Professor Wong has made many seminal contributions to statistical theory and the biomedical sciences. His is well known to the statistical community for his contributions in data augmentation, Monte Carlo, and Bayesian methods. He has also made major contributions to computational biology and system biology. He has published more than 120 peer-reviewed scientific papers and is one of the most cited mathematicians in the world. His scientific achievements have won him many prestigious awards and honors.  He is a fellow of IMS, ASA, AAAS, and an elected member of ISI.

He won the COPSS award in 1993 and was recently elected to the US National Academy of Sciences.

 

He served as associate editor for JASA, Annals of Statistics, Statistica Sinica, IEEE/ACM,and is on the editorial board of

Journal of Computational Biology and Annals of Applied Statistics.

Professor Wong is the advisor of 22 Ph.D. students, many of whom have become leaders of statistical sciences.

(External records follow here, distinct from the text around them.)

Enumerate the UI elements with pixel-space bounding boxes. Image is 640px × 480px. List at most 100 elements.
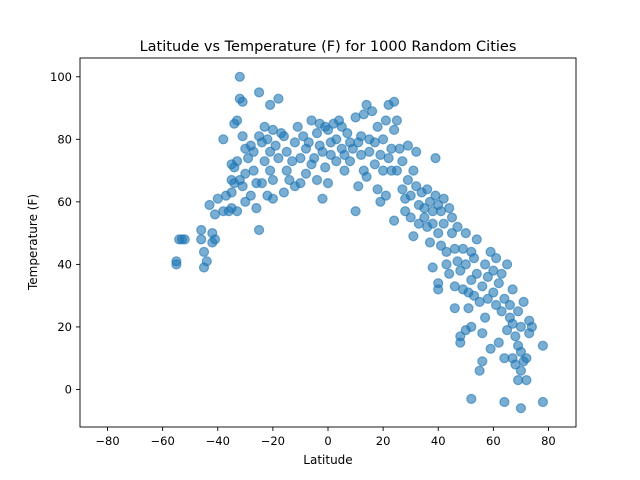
- data-point: [273, 93, 284, 104]
- data-point: [493, 278, 504, 289]
- data-point: [265, 165, 276, 176]
- data-point: [391, 165, 402, 176]
- data-point: [452, 256, 463, 267]
- data-point: [344, 156, 356, 167]
- data-point: [303, 137, 314, 148]
- data-point: [375, 196, 386, 207]
- data-point: [378, 165, 389, 176]
- data-point: [254, 87, 265, 98]
- data-point: [515, 346, 527, 357]
- data-point: [446, 212, 458, 223]
- data-point: [209, 234, 221, 245]
- x-tick-label: −60: [151, 434, 175, 448]
- data-point: [201, 256, 212, 267]
- data-point: [204, 199, 215, 211]
- data-point: [496, 306, 507, 317]
- data-point: [262, 134, 273, 145]
- data-point: [369, 137, 380, 148]
- y-tick-label: 100: [50, 70, 72, 84]
- data-point: [284, 174, 295, 186]
- data-point: [281, 146, 292, 157]
- data-point: [480, 312, 491, 323]
- data-point: [289, 137, 300, 148]
- x-tick-label: 20: [376, 434, 391, 448]
- data-point: [309, 153, 320, 164]
- data-point: [438, 218, 449, 229]
- data-point: [372, 121, 383, 132]
- x-tick-label: 60: [486, 434, 501, 448]
- data-point: [245, 190, 256, 201]
- data-point: [433, 228, 444, 239]
- data-point: [171, 256, 182, 267]
- x-tick-label: 40: [431, 434, 446, 448]
- data-point: [226, 187, 237, 198]
- data-point: [358, 109, 369, 120]
- data-point: [265, 146, 276, 157]
- data-point: [267, 193, 278, 204]
- data-point: [397, 184, 408, 195]
- data-point: [237, 131, 248, 142]
- data-point: [526, 321, 538, 332]
- data-point: [198, 246, 210, 257]
- data-point: [468, 290, 480, 301]
- x-axis-ticks: −80 −60 −40 −20 0 20 40 60 80: [95, 427, 556, 448]
- data-point: [512, 375, 524, 386]
- chart-title: Latitude vs Temperature (F) for 1000 Ran…: [140, 39, 517, 55]
- data-point: [460, 228, 471, 239]
- data-point: [251, 203, 262, 214]
- data-point: [311, 174, 323, 186]
- y-tick-label: 20: [57, 320, 72, 334]
- data-point: [196, 224, 207, 236]
- data-point: [322, 178, 334, 189]
- data-point: [521, 375, 532, 386]
- data-point: [364, 146, 375, 157]
- data-point: [256, 178, 267, 189]
- data-point: [342, 128, 353, 139]
- data-point: [209, 209, 221, 220]
- data-point: [380, 190, 391, 201]
- data-point: [320, 162, 331, 173]
- data-point: [471, 268, 482, 279]
- data-point: [361, 99, 372, 111]
- y-tick-label: 0: [65, 382, 72, 396]
- data-point: [336, 121, 347, 132]
- data-point: [515, 321, 527, 332]
- data-point: [383, 153, 394, 164]
- data-point: [350, 206, 361, 217]
- data-point: [537, 340, 549, 351]
- data-point: [463, 303, 474, 314]
- data-point: [441, 246, 452, 257]
- data-point: [499, 293, 510, 304]
- data-point: [369, 159, 380, 170]
- data-point: [502, 259, 513, 270]
- data-point: [452, 221, 463, 232]
- data-point: [339, 165, 350, 176]
- data-point: [444, 268, 455, 279]
- data-point: [232, 206, 243, 217]
- data-point: [232, 156, 243, 167]
- data-point: [372, 184, 383, 195]
- data-point: [248, 146, 259, 157]
- data-point: [353, 181, 364, 192]
- data-point: [411, 181, 422, 192]
- y-tick-label: 60: [57, 195, 72, 209]
- data-point: [196, 234, 207, 245]
- data-point: [408, 165, 419, 176]
- data-point: [179, 234, 190, 245]
- data-point: [292, 121, 303, 132]
- data-point: [427, 218, 438, 229]
- data-point: [477, 356, 488, 367]
- data-point: [438, 193, 449, 204]
- data-point: [460, 259, 471, 270]
- data-point: [394, 143, 405, 154]
- data-point: [491, 253, 502, 264]
- data-point: [248, 165, 259, 176]
- data-point: [267, 124, 278, 135]
- data-point: [273, 153, 284, 164]
- data-point: [232, 115, 243, 126]
- data-point: [512, 306, 524, 317]
- data-point: [493, 337, 504, 348]
- data-point: [466, 321, 477, 332]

Challenges and Opportunities for the Statistics Profession and for Professional Statistical Societies

Banquet Keynote Speech, 7PM, June 23, 2009, Tuesday

Ron Wasserstein is Executive Director of the American Statistical Association.  Prior to joining the ASA staff, Ron was a faculty member and administrator for 23 years at Washburn University, serving the last seven years as the University's chief academic officer.  During his years at Washburn, Ron was deeply involved in the ASA as a volunteer, having served in numerous positions, including on the Board of Directors.  In 2003, he was named a Fellow of the ASA.